Plateaus happen to everyone, and the solution to them can vary from person to person and situation to situation. Variety is one thing that will help you avoid and push through plateaus since your body will adapt to the same workout done repetitively and become stagnant over time.

Variety can come in many different forms. All of these variables, and more, should be changed on a regular basis: volume (number of sets performed), reps (high reps, low reps, and everything in between), weight, frequency (number of days trained per week), training split, exercises, equipment. 

Oftentimes a plateau will occur in a specific muscle group – for example, the calves, which are a stubborn body part for a lot of people. Biceps, triceps, deltoids (shoulders), quads, and lats are other muscle groups that can plateau. 

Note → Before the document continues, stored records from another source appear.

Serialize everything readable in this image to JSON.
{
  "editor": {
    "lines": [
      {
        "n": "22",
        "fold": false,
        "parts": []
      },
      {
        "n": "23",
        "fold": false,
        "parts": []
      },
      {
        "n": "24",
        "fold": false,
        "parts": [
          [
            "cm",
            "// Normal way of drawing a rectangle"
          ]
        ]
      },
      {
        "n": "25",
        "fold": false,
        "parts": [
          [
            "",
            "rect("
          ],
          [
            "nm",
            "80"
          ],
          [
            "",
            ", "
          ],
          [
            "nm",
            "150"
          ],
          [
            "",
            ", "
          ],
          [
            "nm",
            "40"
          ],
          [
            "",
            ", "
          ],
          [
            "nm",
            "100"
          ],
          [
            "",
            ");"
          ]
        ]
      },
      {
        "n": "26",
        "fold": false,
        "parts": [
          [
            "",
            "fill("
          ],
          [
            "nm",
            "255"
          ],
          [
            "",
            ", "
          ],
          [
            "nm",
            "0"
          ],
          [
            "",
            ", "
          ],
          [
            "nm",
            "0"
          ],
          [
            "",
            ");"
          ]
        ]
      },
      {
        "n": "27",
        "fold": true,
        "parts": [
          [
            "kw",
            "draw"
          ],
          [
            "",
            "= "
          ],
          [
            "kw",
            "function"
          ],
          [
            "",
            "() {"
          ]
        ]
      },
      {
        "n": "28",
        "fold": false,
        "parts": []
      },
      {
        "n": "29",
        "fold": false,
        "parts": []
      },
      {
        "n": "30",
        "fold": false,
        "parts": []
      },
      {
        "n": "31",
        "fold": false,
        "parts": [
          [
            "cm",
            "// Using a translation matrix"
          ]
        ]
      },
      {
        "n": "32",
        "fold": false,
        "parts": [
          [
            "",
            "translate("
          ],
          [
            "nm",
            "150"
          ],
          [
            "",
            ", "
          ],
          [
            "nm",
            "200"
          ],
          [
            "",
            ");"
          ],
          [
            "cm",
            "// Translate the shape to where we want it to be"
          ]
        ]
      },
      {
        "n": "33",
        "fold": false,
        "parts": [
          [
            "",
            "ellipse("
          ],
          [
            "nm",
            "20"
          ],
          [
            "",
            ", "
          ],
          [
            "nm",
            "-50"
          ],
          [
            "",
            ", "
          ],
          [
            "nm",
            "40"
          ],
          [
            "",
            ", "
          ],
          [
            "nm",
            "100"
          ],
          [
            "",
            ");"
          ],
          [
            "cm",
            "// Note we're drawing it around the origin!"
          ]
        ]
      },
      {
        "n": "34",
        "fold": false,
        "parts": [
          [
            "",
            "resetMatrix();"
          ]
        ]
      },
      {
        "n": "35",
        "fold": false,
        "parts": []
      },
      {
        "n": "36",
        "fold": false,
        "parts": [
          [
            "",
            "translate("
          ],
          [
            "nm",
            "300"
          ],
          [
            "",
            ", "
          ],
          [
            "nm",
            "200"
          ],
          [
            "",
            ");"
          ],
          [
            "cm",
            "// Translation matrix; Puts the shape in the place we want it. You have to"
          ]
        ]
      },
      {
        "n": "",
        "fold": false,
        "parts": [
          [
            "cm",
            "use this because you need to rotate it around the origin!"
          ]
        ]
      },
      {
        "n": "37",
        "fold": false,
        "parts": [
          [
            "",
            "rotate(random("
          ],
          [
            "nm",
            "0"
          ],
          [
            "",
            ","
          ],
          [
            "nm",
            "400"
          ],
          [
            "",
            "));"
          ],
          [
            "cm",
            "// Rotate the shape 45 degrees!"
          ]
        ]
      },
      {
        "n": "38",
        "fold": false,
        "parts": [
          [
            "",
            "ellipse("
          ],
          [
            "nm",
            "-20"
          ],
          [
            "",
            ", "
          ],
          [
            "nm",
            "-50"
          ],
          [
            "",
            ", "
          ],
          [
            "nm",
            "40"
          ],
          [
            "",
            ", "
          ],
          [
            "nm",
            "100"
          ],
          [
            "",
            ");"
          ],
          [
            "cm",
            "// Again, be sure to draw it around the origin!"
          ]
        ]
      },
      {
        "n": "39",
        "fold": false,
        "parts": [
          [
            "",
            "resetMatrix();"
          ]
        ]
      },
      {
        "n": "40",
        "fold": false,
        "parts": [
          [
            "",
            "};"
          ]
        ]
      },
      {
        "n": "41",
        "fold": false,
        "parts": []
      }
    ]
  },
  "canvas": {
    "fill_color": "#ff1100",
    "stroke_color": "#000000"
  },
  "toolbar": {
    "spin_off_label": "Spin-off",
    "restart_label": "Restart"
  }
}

When a particular muscle group won’t grow, a good place to start is adding more volume (more total sets performed) to that muscle group. For example, if you’re accustomed to doing two exercises for a body part, three sets each (6 total sets), and that body part is plateauing, increase volume to three exercises and four sets for a total of 12 sets. 

Aside from adding volume, introducing intensity techniques to “shock” a stubborn muscle group into growing is another approach you’ll likely need to take eventually. Good intensity techniques for addressing a plateau include drop sets, compound sets, tri-sets, giant sets, rest pauses, and forced reps. 

How do genetics affect muscle-building potential?

Genetics often go hand in hand with the earlier discussion regarding plateaus in specific muscle groups. For example, you may genetically have small calves, or maybe skinny legs is something you “inherited” from a family member. 

You also genetically have a certain body type, which could affect your ability to build muscle (or lose fat). There are three broad body types – ectomorph (skinny), mesomorph (muscular), and endomorph (heavy set, higher amount of body fat) – and these are determined by your genetics. Many people fall somewhere between these body types; for example, a cross between an endomorph and a mesomorph. 

Where muscle building is concerned, mesomorphs typically have the easiest time gaining muscle as compared to the other two types, and ectomorphs have the hardest. For the latter, we’re talking about the really skinny guy who can’t seem to add muscle no matter how hard he tries. The former would be the guy who’s always been big, strong, and lean and seems to grow muscle simply by looking at a dumbbell.

Genetics plays a role in how much muscle you’ll ultimately be able to gain, but a larger factor will be your work ethic and how you progress and change your workouts over time. Suppose you’re consistent in your training and nutrition over a long period of time and continue to look for new ways to make results. In that case, your potential is essentially limitless (within reason). In other words, don’t resign yourself to not being able to gain muscle just because you’re naturally skinny (an ectomorph). 

Don’t let “poor genetics” be an excuse for not achieving your goals. Be realistic while also setting your sites high and continuing to plug away at building muscle.